Ketika Yuyun sudah membuka mulut dan bersiap angkat suara, Rona bangkit seraya mengangkat satu tangan.
“Terus gue?” Ia menunjuk diri sendiri. “Gue jadi perawan yang ditinggal brondong. Apa yang mau dijual? Nggak ada!” teriaknya frustasi. “Karir gue udah hancur, kesempatan buat bertahan di industri ini rasanya udah nggak ada lagi.”
“Rona, tenangin diri lo dulu,” ujar Yuyun. “Masih banyak kesempatan di luar sana, apalagi gue bisa bantu—“
“Nggak!” Rona menggeleng kencang. “Kali ini gue nggak akan tinggal diam. Gue nggak mau bayar pinalti itu!”
Dalam sekali gerak, Rona menyambar kunci mobil dan tas jinjingnya. Ia meninggalkan apartemen Yuyun begitu saja. Tak peduli seberapa banyak manajernya memanggil, ia terus melangkahkan kaki untuk maju.
***
Telunjuk Rona beberapa kali menari di atas tombol angka yang melekat di pintu unit dengan nomor 407. Namun dari sekian banyak kesempatan tidak ada yang berhasil membuat pintu tersebut terbuka.
Sampai kemudian, “Buka! Jeffrian, Buka pintunya!”
Lama, ia berusaha. Pintu itu akhirnya terbuka. Sayangnya bukan sosok yang ia ingin temui. Wena muncul dengan kimono tipis dengan kedua tali yang menjuntai ke lantai.
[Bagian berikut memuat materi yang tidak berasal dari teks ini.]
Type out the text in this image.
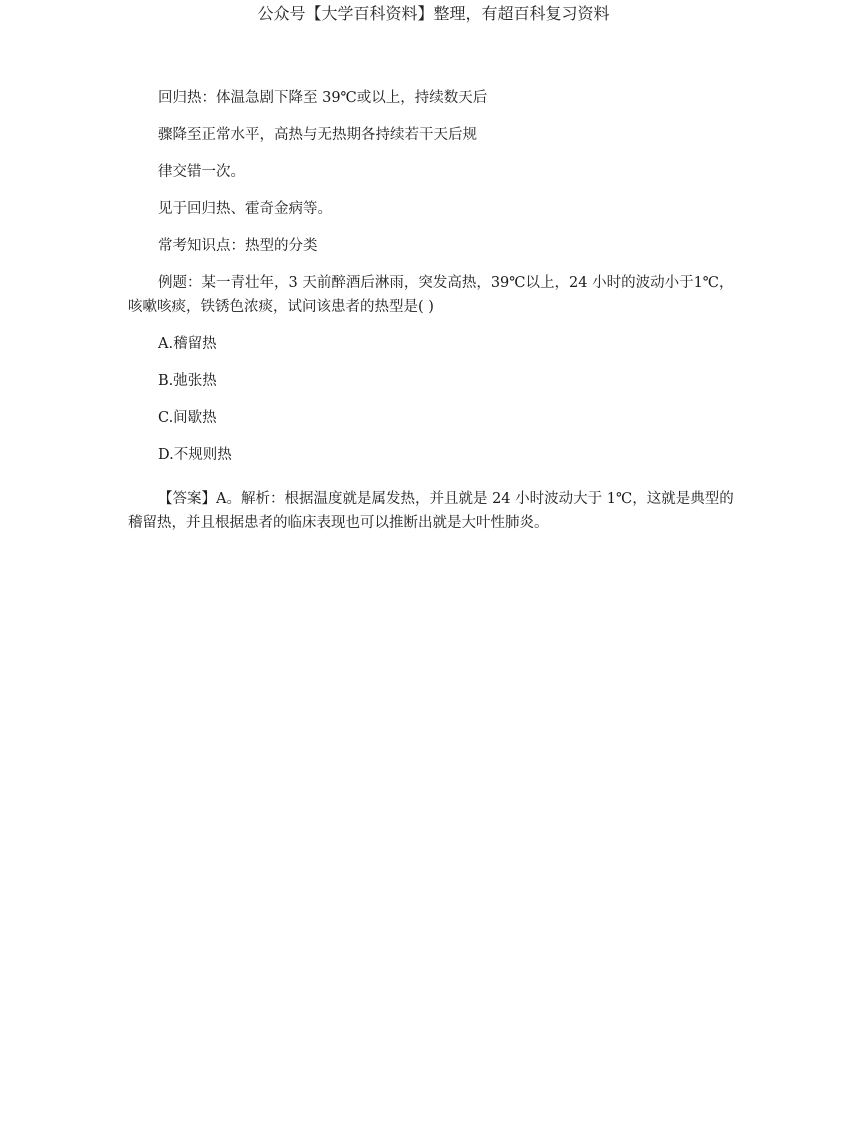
公众号【大学百科资料】整理，有超百科复习资料

回归热：体温急剧下降至 39℃或以上，持续数天后

骤降至正常水平，高热与无热期各持续若干天后规

律交错一次。

见于回归热、霍奇金病等。

常考知识点：热型的分类

例题：某一青壮年，3 天前醉酒后淋雨，突发高热，39℃以上，24 小时的波动小于1℃，咳嗽咳痰，铁锈色浓痰，试问该患者的热型是( )

A.稽留热

B.弛张热

C.间歇热

D.不规则热

【答案】A。解析：根据温度就是属发热，并且就是 24 小时波动大于 1℃，这就是典型的稽留热，并且根据患者的临床表现也可以推断出就是大叶性肺炎。
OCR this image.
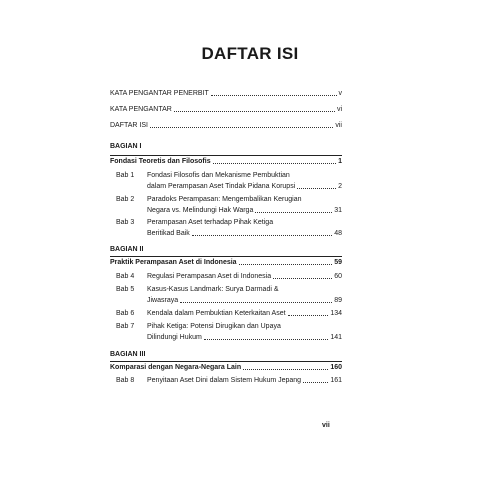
DAFTAR ISI
KATA PENGANTAR PENERBIT	v
KATA PENGANTAR	vi
DAFTAR ISI	vii
BAGIAN I
Fondasi Teoretis dan Filosofis	1
Bab 1 Fondasi Filosofis dan Mekanisme Pembuktian
dalam Perampasan Aset Tindak Pidana Korupsi	2
Bab 2 Paradoks Perampasan: Mengembalikan Kerugian
Negara vs. Melindungi Hak Warga	31
Bab 3 Perampasan Aset terhadap Pihak Ketiga
Beritikad Baik	48
BAGIAN II
Praktik Perampasan Aset di Indonesia	59
Bab 4 Regulasi Perampasan Aset di Indonesia	60
Bab 5 Kasus-Kasus Landmark: Surya Darmadi &
Jiwasraya	89
Bab 6 Kendala dalam Pembuktian Keterkaitan Aset	134
Bab 7 Pihak Ketiga: Potensi Dirugikan dan Upaya
Dilindungi Hukum	141
BAGIAN III
Komparasi dengan Negara-Negara Lain	160
Bab 8 Penyitaan Aset Dini dalam Sistem Hukum Jepang	161
vii
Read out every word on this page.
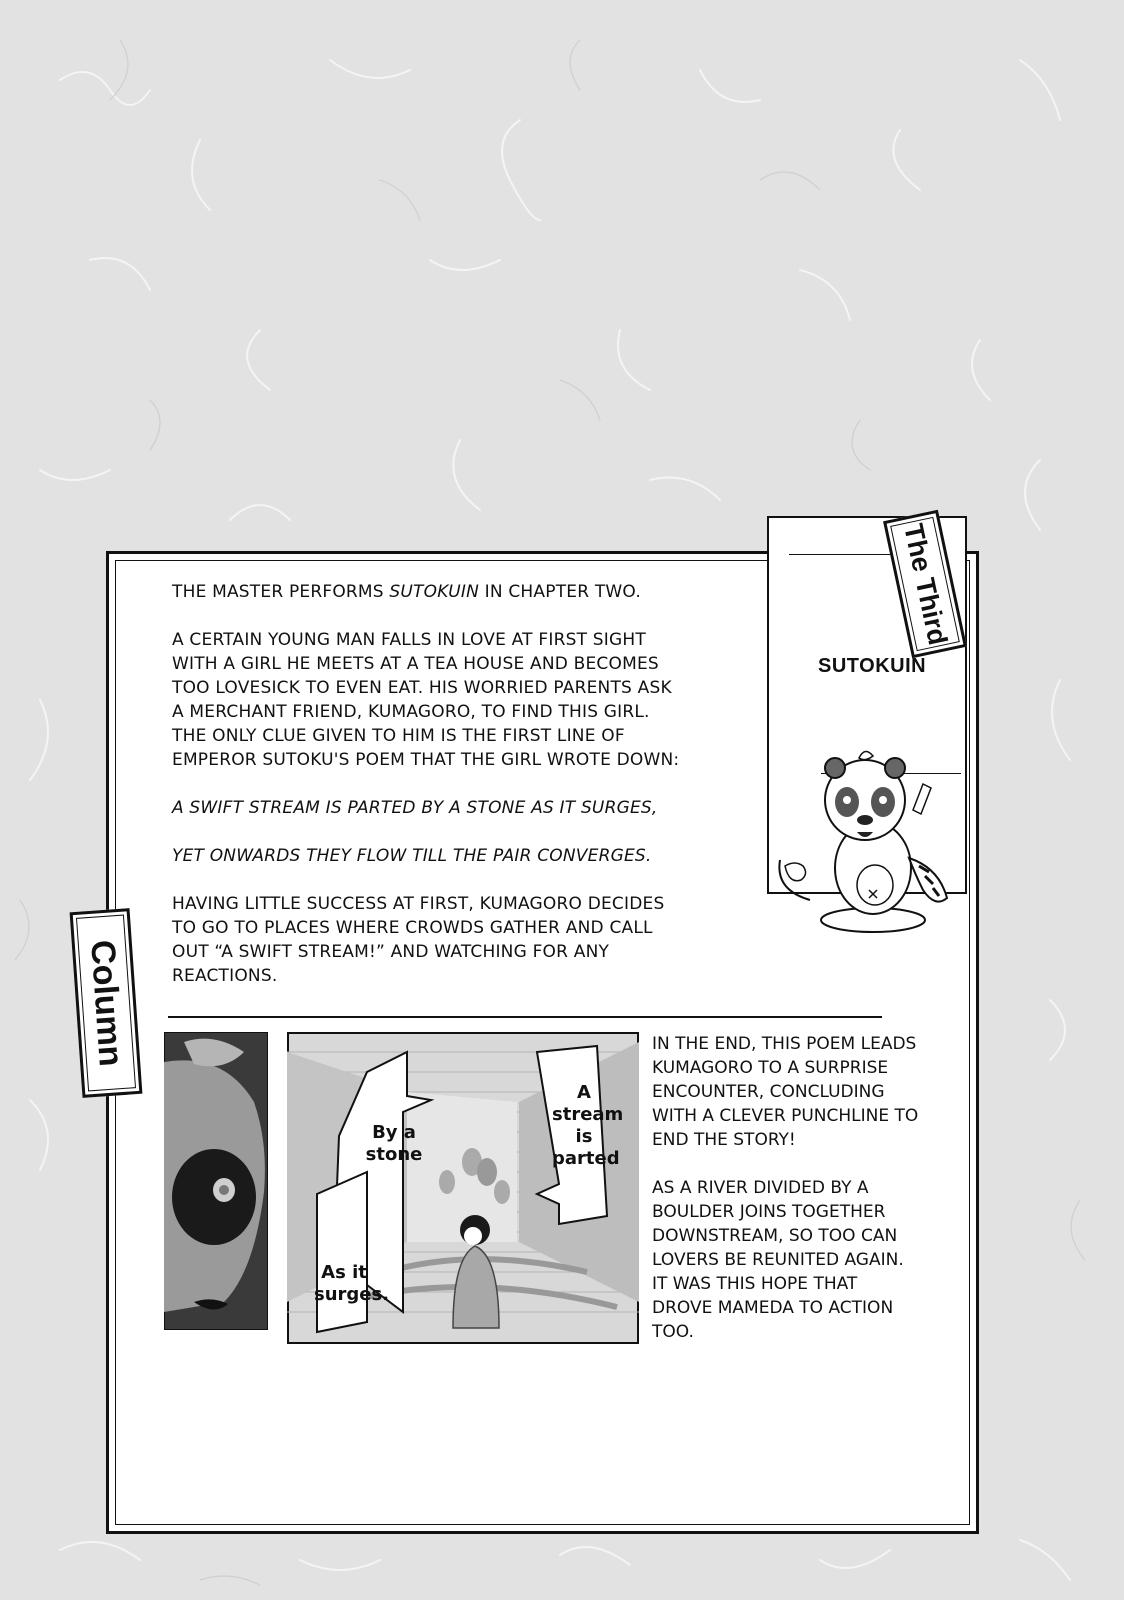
THE MASTER PERFORMS SUTOKUIN IN CHAPTER TWO.

A CERTAIN YOUNG MAN FALLS IN LOVE AT FIRST SIGHT WITH A GIRL HE MEETS AT A TEA HOUSE AND BECOMES TOO LOVESICK TO EVEN EAT. HIS WORRIED PARENTS ASK A MERCHANT FRIEND, KUMAGORO, TO FIND THIS GIRL. THE ONLY CLUE GIVEN TO HIM IS THE FIRST LINE OF EMPEROR SUTOKU'S POEM THAT THE GIRL WROTE DOWN:

A SWIFT STREAM IS PARTED BY A STONE AS IT SURGES,

YET ONWARDS THEY FLOW TILL THE PAIR CONVERGES.

HAVING LITTLE SUCCESS AT FIRST, KUMAGORO DECIDES TO GO TO PLACES WHERE CROWDS GATHER AND CALL OUT “A SWIFT STREAM!” AND WATCHING FOR ANY REACTIONS.

SUTOKUIN
The Third
Column
By a stone
As it surges.
A stream is parted

IN THE END, THIS POEM LEADS KUMAGORO TO A SURPRISE ENCOUNTER, CONCLUDING WITH A CLEVER PUNCHLINE TO END THE STORY!

AS A RIVER DIVIDED BY A BOULDER JOINS TOGETHER DOWNSTREAM, SO TOO CAN LOVERS BE REUNITED AGAIN. IT WAS THIS HOPE THAT DROVE MAMEDA TO ACTION TOO.
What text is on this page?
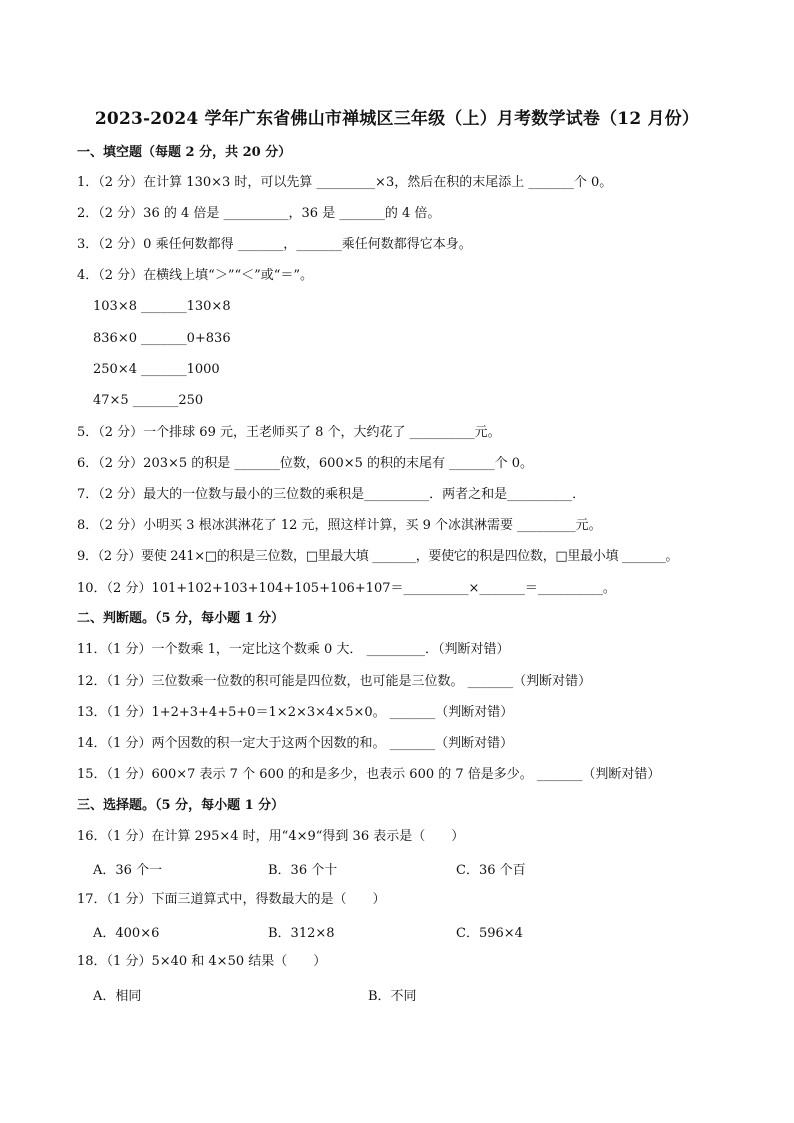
2023-2024 学年广东省佛山市禅城区三年级（上）月考数学试卷（12 月份）
一、填空题（每题 2 分，共 20 分）
1．（2 分）在计算 130×3 时，可以先算 _________×3，然后在积的末尾添上 _______个 0。
2．（2 分）36 的 4 倍是 __________，36 是 _______的 4 倍。
3．（2 分）0 乘任何数都得 _______，_______乘任何数都得它本身。
4．（2 分）在横线上填“＞”“＜”或“＝”。
103×8 _______130×8
836×0 _______0+836
250×4 _______1000
47×5 _______250
5．（2 分）一个排球 69 元，王老师买了 8 个，大约花了 __________元。
6．（2 分）203×5 的积是 _______位数，600×5 的积的末尾有 _______个 0。
7．（2 分）最大的一位数与最小的三位数的乘积是__________．两者之和是__________．
8．（2 分）小明买 3 根冰淇淋花了 12 元，照这样计算，买 9 个冰淇淋需要 _________元。
9．（2 分）要使 241×□的积是三位数，□里最大填 _______，要使它的积是四位数，□里最小填 _______。
10．（2 分）101+102+103+104+105+106+107＝__________×_______＝__________。
二、判断题。（5 分，每小题 1 分）
11．（1 分）一个数乘 1，一定比这个数乘 0 大． _________．（判断对错）
12．（1 分）三位数乘一位数的积可能是四位数，也可能是三位数。 _______（判断对错）
13．（1 分）1+2+3+4+5+0＝1×2×3×4×5×0。 _______（判断对错）
14．（1 分）两个因数的积一定大于这两个因数的和。 _______（判断对错）
15．（1 分）600×7 表示 7 个 600 的和是多少，也表示 600 的 7 倍是多少。 _______（判断对错）
三、选择题。（5 分，每小题 1 分）
16．（1 分）在计算 295×4 时，用“4×9“得到 36 表示是（　　）
A．36 个一	B．36 个十	C．36 个百
17．（1 分）下面三道算式中，得数最大的是（　　）
A．400×6	B．312×8	C．596×4
18．（1 分）5×40 和 4×50 结果（　　）
A．相同	B．不同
“Mau apa ke sini? Mau ngamuk lagi?”
“Gue nggak ada urusan sama pelakor,” balas Rona sambil mengintip melalui celah pintu.
“Kak Jeff—“
Segera Rona mendorong pintu sekaligus tubuh Wena yang menghalangi. Ia menggunakan sisa tenaga untuk memasuki tempat tinggal yang dulu terasa hangat tiap kali menetap di sana. Namun sekarang, rasanya seperti berada di kerak neraka.
“Stop, Kak Rona! Kakak mau aku lapor polisi?” ancam Wena tanpa ragu. “Kakak harus ingat apartemen ini bukan lagi punya—“
“Berisik, minggir!”
Dalam sekejap, Rona berhasil menemui pria itu yang asyik berdiri di bawah guyuran air.
“Rona!” Jeff terkesiap dan buru-buru mematikan shower. Ia segera melilit tubuh dengan handuk. “Kamu ngapain masuk ke sini, hah? Keluar!”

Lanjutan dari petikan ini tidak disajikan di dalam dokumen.